Phoenix — Authorities have revealed how much money will be given to nine people in a settlement against two polygamous towns in Arizona and Utah that were found to have discriminated against nonbelievers.
The $1.6 million settlement was announced last month when a jury delivered verdicts against Colorado City, Ariz., and Hildale, Utah. But the amount of money to be given to people within the community wasn’t revealed at the time.
A court filing Monday now says nine people will each receive $173,000. The towns and their water utility also will each pay a $55,000 civil penalty.
The jury concluded the towns violated the constitutional rights of nonbelievers by denying them basic services such as police protection, building permits and water hookups.
Jurors found six people suffered emotional stress from the discrimination and should get damages.

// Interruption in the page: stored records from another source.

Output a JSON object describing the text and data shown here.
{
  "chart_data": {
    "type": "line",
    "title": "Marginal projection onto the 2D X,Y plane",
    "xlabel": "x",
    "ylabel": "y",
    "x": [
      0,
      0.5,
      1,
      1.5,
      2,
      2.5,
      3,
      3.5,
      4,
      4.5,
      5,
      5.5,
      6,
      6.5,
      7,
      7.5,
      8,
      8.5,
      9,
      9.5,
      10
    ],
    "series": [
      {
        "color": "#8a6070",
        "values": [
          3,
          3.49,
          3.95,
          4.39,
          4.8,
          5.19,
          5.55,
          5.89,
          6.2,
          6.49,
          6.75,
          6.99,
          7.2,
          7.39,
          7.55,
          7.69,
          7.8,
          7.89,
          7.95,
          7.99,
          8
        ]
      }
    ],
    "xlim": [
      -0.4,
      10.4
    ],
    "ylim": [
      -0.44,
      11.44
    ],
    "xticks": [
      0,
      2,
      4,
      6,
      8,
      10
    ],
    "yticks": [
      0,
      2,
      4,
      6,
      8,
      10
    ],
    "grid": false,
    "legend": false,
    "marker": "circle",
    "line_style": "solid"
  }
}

The U.S. Justice Department decided to split the settlement proceeds between those six people and added three others as recipients. As part of the settlement, the agency was allowed to divvy up the funds as it saw fit.
Isaac Wyler, one of the three people added to the settlement, testified about how he suffered from vandalism and intimidation after he left the church.
Wyler said he complained to local authorities hundreds of times after his horse property was vandalized, including water lines and fences being cut, but the police did nothing because he was no longer a member of the church. He also described finding a dozen dead cats on his property after leaving the church.
A pretrial ruling barred the Justice Department from seeking damages at trial for Wyler.
The case’s judge will hold hearings later this year to determine how to remedy the civil rights violations.
Federal authorities haven’t specified the changes they’ll seek, but the judge has several options, including disbanding the towns’ shared police force.